Not a standard one either judging by the MTM wheels.


----------



## Tony Spears (Jul 25, 2004)

Yes this S4 is so mint i never seen a car looking so good its only done around 14k .

Better pics Updated Nogaro Blue S4 pics


----------



## Tony Spears (Jul 25, 2004)

Yes this S4 is so mint i never seen a car looking so good its only done around 14k .

Better pics Updated Nogaro Blue S4 pics


----------



## Tony Spears (Jul 25, 2004)

Yes this S4 is so mint i never seen a car looking so good its only done around 14k .

Better pics http://www.tyresmoke.net/gallery/album238


----------



## Justhe1 (Jul 2, 2002)

Its not the DTM model (unfortunately) but due to a change in jobs and jumping back into a co. car, after much debate I've ordered the 2.0T FSI Quattro S-line Special Edition (220PS) in Phantom Black..

Its no 6 cylinder engine admittedly, but for performance v CO2 emissions, 4 doors, "customer acceptance factor" & decent monthly leasing figures its a pretty good bet...
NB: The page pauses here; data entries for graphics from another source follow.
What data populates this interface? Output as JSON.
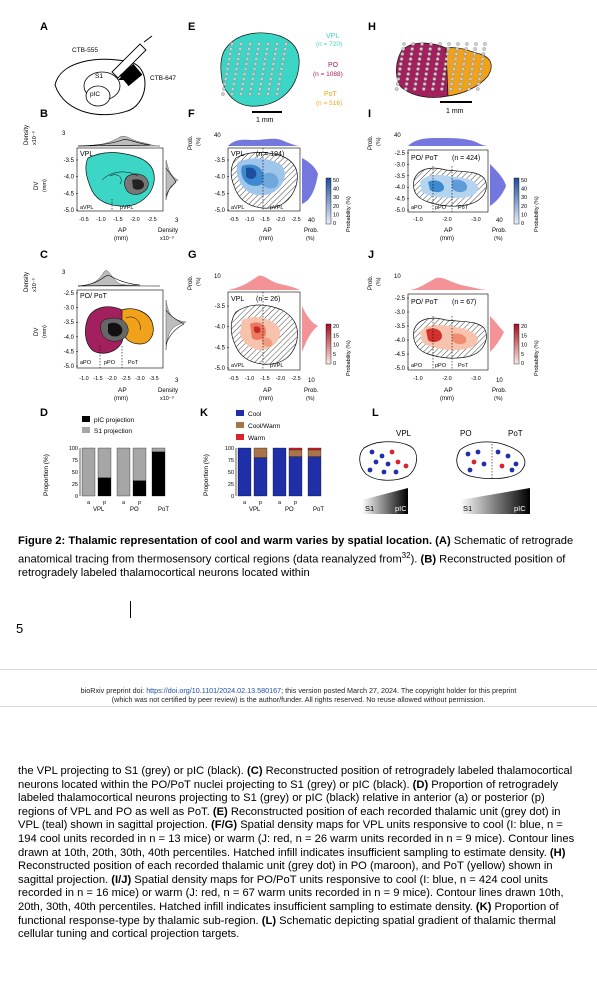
{
  "figure": {
    "panels": {
      "A": {
        "letter": "A",
        "labels": {
          "tracer1": "CTB-555",
          "tracer2": "CTB-647",
          "s1": "S1",
          "pic": "pIC"
        }
      },
      "B": {
        "letter": "B",
        "region": "VPL",
        "density_label": "Density",
        "density_unit": "x10⁻³",
        "dv_label": "DV",
        "dv_unit": "(mm)",
        "y_ticks": [
          "-3.5",
          "-4.0",
          "-4.5",
          "-5.0"
        ],
        "x_ticks": [
          "-0.5",
          "-1.0",
          "-1.5",
          "-2.0",
          "-2.5"
        ],
        "x_label": "AP",
        "x_unit": "(mm)",
        "sub_labels": [
          "aVPL",
          "pVPL"
        ],
        "top_tick": "3",
        "right_tick": "3",
        "right_label": "Density",
        "right_unit": "x10⁻³"
      },
      "C": {
        "letter": "C",
        "region": "PO/ PoT",
        "density_label": "Density",
        "density_unit": "x10⁻³",
        "dv_label": "DV",
        "dv_unit": "(mm)",
        "y_ticks": [
          "-2.5",
          "-3.0",
          "-3.5",
          "-4.0",
          "-4.5",
          "-5.0"
        ],
        "x_ticks": [
          "-1.0",
          "-1.5",
          "-2.0",
          "-2.5",
          "-3.0",
          "-3.5"
        ],
        "x_label": "AP",
        "x_unit": "(mm)",
        "sub_labels": [
          "aPO",
          "pPO",
          "PoT"
        ],
        "top_tick": "3",
        "right_tick": "3",
        "right_label": "Density",
        "right_unit": "x10⁻³"
      },
      "D": {
        "letter": "D",
        "legend": [
          "pIC projection",
          "S1 projection"
        ],
        "y_label": "Proportion (%)",
        "y_ticks": [
          "100",
          "75",
          "50",
          "25",
          "0"
        ],
        "groups": [
          "VPL",
          "PO",
          "PoT"
        ],
        "sub": [
          "a",
          "p",
          "a",
          "p"
        ]
      },
      "E": {
        "letter": "E",
        "legend": [
          {
            "name": "VPL",
            "n": "(n = 720)",
            "color": "#3cd6c6"
          },
          {
            "name": "PO",
            "n": "(n = 1088)",
            "color": "#a3205f"
          },
          {
            "name": "PoT",
            "n": "(n = 516)",
            "color": "#f0a31a"
          }
        ],
        "scale": "1 mm"
      },
      "F": {
        "letter": "F",
        "region": "VPL",
        "n": "(n = 194)",
        "prob_label": "Prob.",
        "prob_unit": "(%)",
        "top_tick": "40",
        "y_ticks": [
          "-3.5",
          "-4.0",
          "-4.5",
          "-5.0"
        ],
        "x_ticks": [
          "-0.5",
          "-1.0",
          "-1.5",
          "-2.0",
          "-2.5"
        ],
        "x_label": "AP",
        "x_unit": "(mm)",
        "sub_labels": [
          "aVPL",
          "pVPL"
        ],
        "cbar_ticks": [
          "50",
          "40",
          "30",
          "20",
          "10",
          "0"
        ],
        "cbar_label": "Probability (%)",
        "right_tick": "40"
      },
      "G": {
        "letter": "G",
        "region": "VPL",
        "n": "(n = 26)",
        "prob_label": "Prob.",
        "prob_unit": "(%)",
        "top_tick": "10",
        "y_ticks": [
          "-3.5",
          "-4.0",
          "-4.5",
          "-5.0"
        ],
        "x_ticks": [
          "-0.5",
          "-1.0",
          "-1.5",
          "-2.0",
          "-2.5"
        ],
        "x_label": "AP",
        "x_unit": "(mm)",
        "sub_labels": [
          "aVPL",
          "pVPL"
        ],
        "cbar_ticks": [
          "20",
          "15",
          "10",
          "5",
          "0"
        ],
        "cbar_label": "Probability (%)",
        "right_tick": "10"
      },
      "H": {
        "letter": "H",
        "scale": "1 mm"
      },
      "I": {
        "letter": "I",
        "region": "PO/ PoT",
        "n": "(n = 424)",
        "prob_label": "Prob.",
        "prob_unit": "(%)",
        "top_tick": "40",
        "y_ticks": [
          "-2.5",
          "-3.0",
          "-3.5",
          "-4.0",
          "-4.5",
          "-5.0"
        ],
        "x_ticks": [
          "-1.0",
          "-2.0",
          "-3.0"
        ],
        "x_label": "AP",
        "x_unit": "(mm)",
        "sub_labels": [
          "aPO",
          "pPO",
          "PoT"
        ],
        "cbar_ticks": [
          "50",
          "40",
          "30",
          "20",
          "10",
          "0"
        ],
        "cbar_label": "Probability (%)",
        "right_tick": "40"
      },
      "J": {
        "letter": "J",
        "region": "PO/ PoT",
        "n": "(n = 67)",
        "prob_label": "Prob.",
        "prob_unit": "(%)",
        "top_tick": "10",
        "y_ticks": [
          "-2.5",
          "-3.0",
          "-3.5",
          "-4.0",
          "-4.5",
          "-5.0"
        ],
        "x_ticks": [
          "-1.0",
          "-2.0",
          "-3.0"
        ],
        "x_label": "AP",
        "x_unit": "(mm)",
        "sub_labels": [
          "aPO",
          "pPO",
          "PoT"
        ],
        "cbar_ticks": [
          "20",
          "15",
          "10",
          "5",
          "0"
        ],
        "cbar_label": "Probability (%)",
        "right_tick": "10"
      },
      "K": {
        "letter": "K",
        "legend": [
          "Cool",
          "Cool/Warm",
          "Warm"
        ],
        "y_label": "Proportion (%)",
        "y_ticks": [
          "100",
          "75",
          "50",
          "25",
          "0"
        ],
        "groups": [
          "VPL",
          "PO",
          "PoT"
        ],
        "sub": [
          "a",
          "p",
          "a",
          "p"
        ]
      },
      "L": {
        "letter": "L",
        "labels": [
          "VPL",
          "PO",
          "PoT"
        ],
        "gradient": [
          "S1",
          "pIC",
          "S1",
          "pIC"
        ]
      }
    },
    "colors": {
      "vpl": "#3cd6c6",
      "po": "#a3205f",
      "pot": "#f0a31a",
      "cool": "#1f2fa8",
      "coolwarm": "#a8744a",
      "warm": "#d9232e",
      "s1": "#a6a6a6",
      "pic": "#000000"
    }
  },
  "chart_data": [
    {
      "type": "bar",
      "title": "D",
      "ylabel": "Proportion (%)",
      "ylim": [
        0,
        100
      ],
      "categories": [
        "a VPL",
        "p VPL",
        "a PO",
        "p PO",
        "PoT"
      ],
      "series": [
        {
          "name": "pIC projection",
          "values": [
            0,
            38,
            0,
            32,
            92
          ]
        },
        {
          "name": "S1 projection",
          "values": [
            100,
            62,
            100,
            68,
            8
          ]
        }
      ]
    },
    {
      "type": "bar",
      "title": "K",
      "ylabel": "Proportion (%)",
      "ylim": [
        0,
        100
      ],
      "categories": [
        "a VPL",
        "p VPL",
        "a PO",
        "p PO",
        "PoT"
      ],
      "series": [
        {
          "name": "Cool",
          "values": [
            100,
            80,
            100,
            82,
            82
          ]
        },
        {
          "name": "Cool/Warm",
          "values": [
            0,
            20,
            0,
            14,
            14
          ]
        },
        {
          "name": "Warm",
          "values": [
            0,
            0,
            0,
            4,
            4
          ]
        }
      ]
    }
  ],
  "caption_top": {
    "title": "Figure 2: Thalamic representation of cool and warm varies by spatial location.",
    "part_a_label": "(A)",
    "part_a": "Schematic of retrograde anatomical tracing from thermosensory cortical regions (data reanalyzed from",
    "ref": "32",
    "part_a_end": ").",
    "part_b_label": "(B)",
    "part_b": "Reconstructed position of retrogradely labeled thalamocortical neurons located within"
  },
  "page_number": "5",
  "preprint_line1_pre": "bioRxiv preprint doi: ",
  "preprint_link": "https://doi.org/10.1101/2024.02.13.580167",
  "preprint_line1_post": "; this version posted March 27, 2024. The copyright holder for this preprint",
  "preprint_line2": "(which was not certified by peer review) is the author/funder. All rights reserved. No reuse allowed without permission.",
  "caption_cont": [
    {
      "t": "the VPL projecting to S1 (grey) or pIC (black). "
    },
    {
      "b": "(C)"
    },
    {
      "t": " Reconstructed position of retrogradely labeled thalamocortical neurons located within the PO/PoT nuclei projecting to S1 (grey) or pIC (black). "
    },
    {
      "b": "(D)"
    },
    {
      "t": " Proportion of retrogradely labeled thalamocortical neurons projecting to S1 (grey) or pIC (black) relative in anterior (a) or posterior (p) regions of VPL and PO as well as PoT. "
    },
    {
      "b": "(E)"
    },
    {
      "t": " Reconstructed position of each recorded thalamic unit (grey dot) in VPL (teal) shown in sagittal projection. "
    },
    {
      "b": "(F/G)"
    },
    {
      "t": " Spatial density maps for VPL units responsive to cool (I: blue, n = 194 cool units recorded in n = 13 mice) or warm (J: red, n = 26 warm units recorded in n = 9 mice). Contour lines drawn at 10th, 20th, 30th, 40th percentiles. Hatched infill indicates insufficient sampling to estimate density. "
    },
    {
      "b": "(H)"
    },
    {
      "t": " Reconstructed position of each recorded thalamic unit (grey dot) in PO (maroon), and PoT (yellow) shown in sagittal projection. "
    },
    {
      "b": "(I/J)"
    },
    {
      "t": " Spatial density maps for PO/PoT units responsive to cool (I: blue, n = 424 cool units recorded in n = 16 mice) or warm (J: red, n = 67 warm units recorded in n = 9 mice). Contour lines drawn 10th, 20th, 30th, 40th percentiles. Hatched infill indicates insufficient sampling to estimate density. "
    },
    {
      "b": "(K)"
    },
    {
      "t": " Proportion of functional response-type by thalamic sub-region. "
    },
    {
      "b": "(L)"
    },
    {
      "t": " Schematic depicting spatial gradient of thalamic thermal cellular tuning and cortical projection targets."
    }
  ]
}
I will certainly miss the noise of the M3 when it goes - maybe its a trip to Milltek after its remapped...

J


----------



## omen666 (Oct 10, 2004)

Apologies in advance...

I find the DTM as cynical as the TT QS

Run out cash generator









As I said, apologies


----------



## garyc (May 7, 2002)

omen666 said:


> Apologies in advance...
> 
> I find the DTM as cynical as the TT QS
> 
> ...


As was RS6 plus...


----------



## steveh (Jan 14, 2004)

omen666 said:


> Apologies in advance...
> 
> I find the DTM as cynical as the TT QS
> 
> ...


But the DTM is based on the current A4 so can't be classified as a 'run out cash generator' although I agree with you on the QS.


----------



## omen666 (Oct 10, 2004)

garyc said:


> As was RS6 plus...


Which is why I don't have one :wink:


----------



## garyc (May 7, 2002)

..even though it is 'better'? :wink:


----------



## omen666 (Oct 10, 2004)

garyc said:


> ..even though it is 'better'? :wink:


Not taking the bait, mate :wink:

PS: Oh go on a little bit....been MTM'd :wink:


----------



## garyc (May 7, 2002)

Well according to road tests, the RS6 Plus is/was the car the RS6 always should have been. :wink:


----------



## Iceman (Jul 3, 2004)

German Audi Tuner Wimmer have a 300 hp engine tuning program for the A4 DTM and Sportec wheels and Porsche brakes.










Hans.


----------